No accountability. When nobody owns the quality of AI-generated output, nobody is responsible when it's bad. The tool gets blamed. "AI wrote it" becomes a deflection, not an explanation. But as the Anthropic data shows, the output is a direct function of the input. If the work is shallow, someone submitted a shallow prompt and didn't review the result. That's a skills gap, a standards gap, or both. Either way, it's a management problem.
The uncomfortable math
Forty percent of knowledge workers have received workslop in the past month. The correlation between user sophistication and output quality is near-perfect. Put those two findings together and the picture gets hard to look away from.

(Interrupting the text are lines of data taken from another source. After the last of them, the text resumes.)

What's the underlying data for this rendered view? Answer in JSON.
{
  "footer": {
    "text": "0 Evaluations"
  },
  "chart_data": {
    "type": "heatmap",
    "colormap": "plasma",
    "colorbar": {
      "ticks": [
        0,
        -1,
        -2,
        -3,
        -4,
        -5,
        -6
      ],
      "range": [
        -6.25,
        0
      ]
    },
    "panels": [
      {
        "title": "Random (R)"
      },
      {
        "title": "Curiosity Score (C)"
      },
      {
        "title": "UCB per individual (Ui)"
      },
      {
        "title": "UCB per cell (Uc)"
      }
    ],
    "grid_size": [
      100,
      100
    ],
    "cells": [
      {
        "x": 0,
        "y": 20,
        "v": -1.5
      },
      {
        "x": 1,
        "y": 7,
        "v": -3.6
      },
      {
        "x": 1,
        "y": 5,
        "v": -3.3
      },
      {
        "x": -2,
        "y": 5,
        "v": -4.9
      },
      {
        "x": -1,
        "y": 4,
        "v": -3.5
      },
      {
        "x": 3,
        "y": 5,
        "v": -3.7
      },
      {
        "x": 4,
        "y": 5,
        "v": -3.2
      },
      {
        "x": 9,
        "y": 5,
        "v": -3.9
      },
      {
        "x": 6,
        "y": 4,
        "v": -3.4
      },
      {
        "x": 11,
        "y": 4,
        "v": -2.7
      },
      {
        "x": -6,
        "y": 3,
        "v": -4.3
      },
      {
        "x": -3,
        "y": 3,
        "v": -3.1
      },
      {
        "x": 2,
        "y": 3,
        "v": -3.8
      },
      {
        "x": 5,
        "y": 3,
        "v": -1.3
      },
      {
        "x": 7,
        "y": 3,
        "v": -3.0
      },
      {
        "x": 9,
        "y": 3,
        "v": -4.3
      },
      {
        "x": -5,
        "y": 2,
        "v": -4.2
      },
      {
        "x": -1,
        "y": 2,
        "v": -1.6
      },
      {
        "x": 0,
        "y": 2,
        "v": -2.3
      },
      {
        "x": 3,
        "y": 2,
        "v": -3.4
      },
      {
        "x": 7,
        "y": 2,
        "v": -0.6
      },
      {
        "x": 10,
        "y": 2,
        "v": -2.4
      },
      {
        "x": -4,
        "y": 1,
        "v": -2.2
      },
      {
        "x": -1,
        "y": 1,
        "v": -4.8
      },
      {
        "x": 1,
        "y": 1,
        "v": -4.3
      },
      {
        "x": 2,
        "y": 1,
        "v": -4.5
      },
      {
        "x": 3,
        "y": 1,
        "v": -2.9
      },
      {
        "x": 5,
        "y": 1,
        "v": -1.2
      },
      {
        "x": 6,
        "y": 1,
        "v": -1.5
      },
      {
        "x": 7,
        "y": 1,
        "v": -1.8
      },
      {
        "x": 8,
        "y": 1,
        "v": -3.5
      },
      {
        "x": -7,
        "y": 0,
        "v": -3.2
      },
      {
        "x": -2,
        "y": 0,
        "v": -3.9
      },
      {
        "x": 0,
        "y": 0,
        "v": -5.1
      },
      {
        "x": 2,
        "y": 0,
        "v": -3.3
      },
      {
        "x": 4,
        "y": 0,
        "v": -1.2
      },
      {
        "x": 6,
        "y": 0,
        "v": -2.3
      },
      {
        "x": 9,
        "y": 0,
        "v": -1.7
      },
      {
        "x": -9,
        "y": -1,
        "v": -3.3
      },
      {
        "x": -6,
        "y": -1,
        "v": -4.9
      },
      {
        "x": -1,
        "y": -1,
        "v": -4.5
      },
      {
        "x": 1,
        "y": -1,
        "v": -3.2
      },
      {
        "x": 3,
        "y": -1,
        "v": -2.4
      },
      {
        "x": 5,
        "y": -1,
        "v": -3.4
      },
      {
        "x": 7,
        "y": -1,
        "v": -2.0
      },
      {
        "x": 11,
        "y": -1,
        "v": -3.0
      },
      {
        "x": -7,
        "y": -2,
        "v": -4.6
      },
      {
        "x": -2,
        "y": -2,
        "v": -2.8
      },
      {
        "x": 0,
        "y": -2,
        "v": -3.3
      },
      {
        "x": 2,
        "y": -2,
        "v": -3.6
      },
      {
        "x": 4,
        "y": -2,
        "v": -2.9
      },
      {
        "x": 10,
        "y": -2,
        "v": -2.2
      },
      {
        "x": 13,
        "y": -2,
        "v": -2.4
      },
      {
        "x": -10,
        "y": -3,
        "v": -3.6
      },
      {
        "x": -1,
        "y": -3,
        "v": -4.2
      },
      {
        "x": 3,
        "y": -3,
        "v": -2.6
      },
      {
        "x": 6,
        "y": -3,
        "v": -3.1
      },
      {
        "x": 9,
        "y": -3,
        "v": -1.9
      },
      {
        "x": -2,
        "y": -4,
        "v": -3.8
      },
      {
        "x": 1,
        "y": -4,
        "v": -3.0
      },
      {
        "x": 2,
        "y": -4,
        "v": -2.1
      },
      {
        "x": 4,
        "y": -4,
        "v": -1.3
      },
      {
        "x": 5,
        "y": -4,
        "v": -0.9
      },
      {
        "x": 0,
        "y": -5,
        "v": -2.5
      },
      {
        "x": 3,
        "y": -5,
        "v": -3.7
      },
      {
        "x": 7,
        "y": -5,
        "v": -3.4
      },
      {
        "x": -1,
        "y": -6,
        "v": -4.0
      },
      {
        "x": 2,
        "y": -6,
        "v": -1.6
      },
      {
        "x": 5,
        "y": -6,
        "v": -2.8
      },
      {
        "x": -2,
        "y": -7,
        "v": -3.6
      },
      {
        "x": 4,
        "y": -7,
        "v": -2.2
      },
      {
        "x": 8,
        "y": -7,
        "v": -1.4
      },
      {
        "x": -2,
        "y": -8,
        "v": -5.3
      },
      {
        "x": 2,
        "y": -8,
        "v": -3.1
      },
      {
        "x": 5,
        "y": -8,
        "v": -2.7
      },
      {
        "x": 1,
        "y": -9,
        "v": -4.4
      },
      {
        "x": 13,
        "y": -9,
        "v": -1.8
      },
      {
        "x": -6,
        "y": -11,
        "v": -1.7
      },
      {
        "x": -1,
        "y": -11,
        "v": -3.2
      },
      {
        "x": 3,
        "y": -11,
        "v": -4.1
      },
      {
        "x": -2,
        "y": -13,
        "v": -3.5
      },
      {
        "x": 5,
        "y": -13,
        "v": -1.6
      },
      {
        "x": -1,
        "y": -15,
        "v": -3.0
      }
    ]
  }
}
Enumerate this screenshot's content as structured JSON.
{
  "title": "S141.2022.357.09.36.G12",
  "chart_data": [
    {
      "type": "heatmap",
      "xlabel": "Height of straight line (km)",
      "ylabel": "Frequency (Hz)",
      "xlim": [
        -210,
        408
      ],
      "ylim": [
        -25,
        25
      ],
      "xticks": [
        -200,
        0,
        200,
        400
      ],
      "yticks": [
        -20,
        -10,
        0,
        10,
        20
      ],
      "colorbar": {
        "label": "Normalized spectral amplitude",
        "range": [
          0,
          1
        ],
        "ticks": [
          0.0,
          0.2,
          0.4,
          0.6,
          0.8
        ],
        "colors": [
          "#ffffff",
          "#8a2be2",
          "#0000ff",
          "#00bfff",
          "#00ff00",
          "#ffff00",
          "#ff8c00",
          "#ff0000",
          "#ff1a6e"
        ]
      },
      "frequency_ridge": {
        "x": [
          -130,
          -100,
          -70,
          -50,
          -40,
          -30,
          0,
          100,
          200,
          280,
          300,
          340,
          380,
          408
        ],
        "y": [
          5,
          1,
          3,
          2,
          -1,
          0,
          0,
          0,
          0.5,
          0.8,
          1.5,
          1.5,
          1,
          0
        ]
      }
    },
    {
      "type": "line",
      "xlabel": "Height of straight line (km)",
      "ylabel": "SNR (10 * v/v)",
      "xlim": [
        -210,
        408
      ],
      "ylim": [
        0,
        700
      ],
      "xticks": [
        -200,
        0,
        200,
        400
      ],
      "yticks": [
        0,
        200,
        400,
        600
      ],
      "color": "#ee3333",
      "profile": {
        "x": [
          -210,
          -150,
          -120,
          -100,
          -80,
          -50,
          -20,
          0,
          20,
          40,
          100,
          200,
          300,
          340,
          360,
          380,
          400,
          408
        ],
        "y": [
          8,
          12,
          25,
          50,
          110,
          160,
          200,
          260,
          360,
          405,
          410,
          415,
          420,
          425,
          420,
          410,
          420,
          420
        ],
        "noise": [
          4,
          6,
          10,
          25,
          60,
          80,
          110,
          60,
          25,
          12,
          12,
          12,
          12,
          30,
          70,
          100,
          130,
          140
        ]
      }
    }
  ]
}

A significant portion of the workforce is using AI to generate content they couldn't meaningfully evaluate. Not because they're lazy. Because they're doing what they were told to do, with tools they were given and training they weren't.
The $9 million annual cost isn't a technology failure. It's the price of mandating a tool without building the institutional infrastructure to use it well. Companies that figure this out will treat AI proficiency the same way they treat any other core competency. They'll build review processes. They'll create feedback loops that catch workslop before it reaches someone else's inbox. They'll hold the humans accountable for the quality of what the AI produces, because the humans are the ones determining that quality.
The companies that don't will keep generating $9 million worth of polished nothing and wondering why the productivity gains never show up.